During the workshop, plenty of thoughts and surprises were exchanged on the ‘planet first’ scenario:
The absence of a strong political vision for this scenario today: what vision, what dream, what model?
- The difficulty of mentally moving away from the association that ‘growth = technological progress = longer human life’;
- The magnitude of the challenge, which involves tackling a number of challenges at the same time;
- The incompatibility of capitalism as designed and operated today with this scenario;
- The need to differentiate the development model between developed and developing countries;
The fear of territorial and even community fragmentation, since not all territories have the same natural assets:
- How can we organise exchanges in such a way as to guarantee access to resources for all? How can we avoid excessive price differences from one territory to another?
- For such a scenario to succeed, all individuals and organisations need to be aligned with the objective and play the game. The non-participation of a few high-impact individuals (notably the most affluent) could ruin the scenario;
- The need for more efficient use of existing infrastructure, and perhaps less investment in heavy assets;
The need for global governance:
- The need for a governance organisation to steer the planet’s state of health;
- A question mark hangs over the size of the population the planet can support in this scenario, which assumes a population of 9 billion by 2050 (and not 10 as forecast), but is this sustainable?
The best story
We promised the groups the best story would be published! Well, that’s a promise kept.
Soo-Jin is a 70 year-old widow. She lives alone in a flat, in the centre of a medium-sized city in Europe. She suffers from a slight motor disability but really likes, and needs, going for walks. She enjoys studying the evolution of work in society. She needs to visit family and friends at least once a week so as not to stay alone.
Case#1: Soo-Jin has an appointment with the dentist, 3km from her home. And then she might go to the pharmacy on the way back.
Soo-Jin lives in the city, so she has several options. She can either use public transport within walking distance of her home, where she can sit down, and which is powered by green electricity; or she can use on-demand community transport – carpooling, or light ‘rickshaw’-type bikes. If especially tired, she can always ask a family member to accompany her.
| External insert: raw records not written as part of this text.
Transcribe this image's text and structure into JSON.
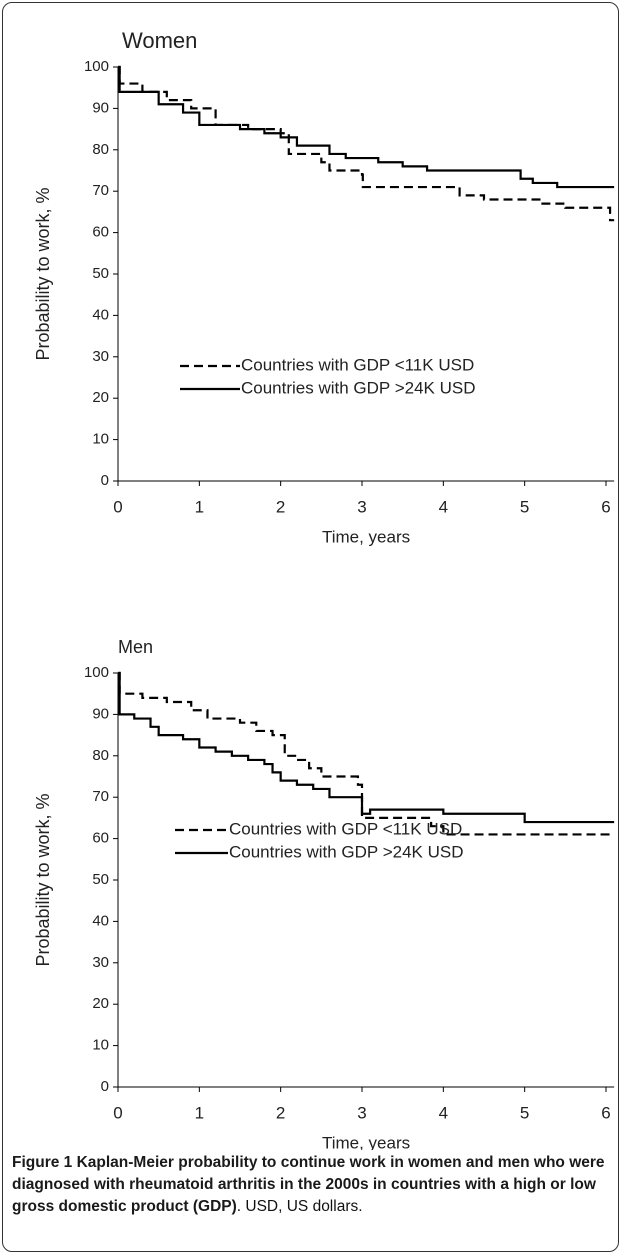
{
  "chart_data": [
    {
      "type": "step",
      "title": "Women",
      "x_label": "Time, years",
      "y_label": "Probability to work, %",
      "xlim": [
        0,
        6.1
      ],
      "ylim": [
        0,
        100
      ],
      "xticks": [
        0,
        1,
        2,
        3,
        4,
        5,
        6
      ],
      "yticks": [
        0,
        10,
        20,
        30,
        40,
        50,
        60,
        70,
        80,
        90,
        100
      ],
      "series": [
        {
          "name": "Countries with GDP <11K USD",
          "color": "#000000",
          "line_style": "dashed",
          "x": [
            0,
            0.02,
            0.3,
            0.6,
            0.9,
            1.2,
            1.6,
            2.0,
            2.1,
            2.5,
            2.6,
            3.0,
            3.01,
            4.2,
            4.5,
            5.2,
            5.5,
            6.05,
            6.1
          ],
          "values": [
            100,
            96,
            94,
            92,
            90,
            86,
            85,
            84,
            79,
            77,
            75,
            74,
            71,
            69,
            68,
            67,
            66,
            63,
            63
          ]
        },
        {
          "name": "Countries with GDP >24K USD",
          "color": "#000000",
          "line_style": "solid",
          "x": [
            0,
            0.02,
            0.5,
            0.8,
            1.0,
            1.5,
            1.8,
            2.0,
            2.2,
            2.6,
            2.8,
            3.2,
            3.5,
            3.8,
            4.95,
            5.1,
            5.4,
            6.1
          ],
          "values": [
            100,
            94,
            91,
            89,
            86,
            85,
            84,
            83,
            81,
            79,
            78,
            77,
            76,
            75,
            73,
            72,
            71,
            71
          ]
        }
      ]
    },
    {
      "type": "step",
      "title": "Men",
      "x_label": "Time, years",
      "y_label": "Probability to work, %",
      "xlim": [
        0,
        6.1
      ],
      "ylim": [
        0,
        100
      ],
      "xticks": [
        0,
        1,
        2,
        3,
        4,
        5,
        6
      ],
      "yticks": [
        0,
        10,
        20,
        30,
        40,
        50,
        60,
        70,
        80,
        90,
        100
      ],
      "series": [
        {
          "name": "Countries with GDP <11K USD",
          "color": "#000000",
          "line_style": "dashed",
          "x": [
            0,
            0.02,
            0.3,
            0.6,
            0.9,
            1.1,
            1.5,
            1.7,
            1.9,
            2.05,
            2.2,
            2.35,
            2.5,
            2.95,
            3.0,
            3.85,
            4.0,
            6.1
          ],
          "values": [
            100,
            95,
            94,
            93,
            91,
            89,
            88,
            86,
            85,
            80,
            79,
            77,
            75,
            73,
            65,
            63,
            61,
            61
          ]
        },
        {
          "name": "Countries with GDP >24K USD",
          "color": "#000000",
          "line_style": "solid",
          "x": [
            0,
            0.02,
            0.2,
            0.4,
            0.5,
            0.8,
            1.0,
            1.2,
            1.4,
            1.6,
            1.8,
            1.9,
            2.0,
            2.2,
            2.4,
            2.6,
            3.0,
            3.1,
            4.0,
            5.0,
            6.1
          ],
          "values": [
            100,
            90,
            89,
            87,
            85,
            84,
            82,
            81,
            80,
            79,
            78,
            76,
            74,
            73,
            72,
            70,
            66,
            67,
            66,
            64,
            64
          ]
        }
      ]
    }
  ],
  "caption": {
    "bold": "Figure 1 Kaplan-Meier probability to continue work in women and men who were diagnosed with rheumatoid arthritis in the 2000s in countries with a high or low gross domestic product (GDP)",
    "text": ". USD, US dollars."
  }
}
Since the pharmacy is close to the doctor’s surgery, she can stop off there on her way home. She can also request delivery by bicycle.
Her favorite pharmacy is in another neighbourhood, but offers an innovative concept. It’s a botanical garden where picking is supervised to glean the medicinal plants best suited to the needs of each individual. This means she can walk a little longer in the company of others in pleasant surroundings.
Case#2: Soo-Jin is invited to lunch with her niece and family. They live in the countryside 20km from her flat.
Soo-Jin has several options here too. She can order an on-demand minibus, which can adapt its routes to meet her needs. In her case, the bus lets her walk the last 10 minutes.
She can also rent a very small, ultra-efficient, solar-powered car for the evening.
She can also book her journey on ‘blabla-horse’ or ‘blabla-bike’.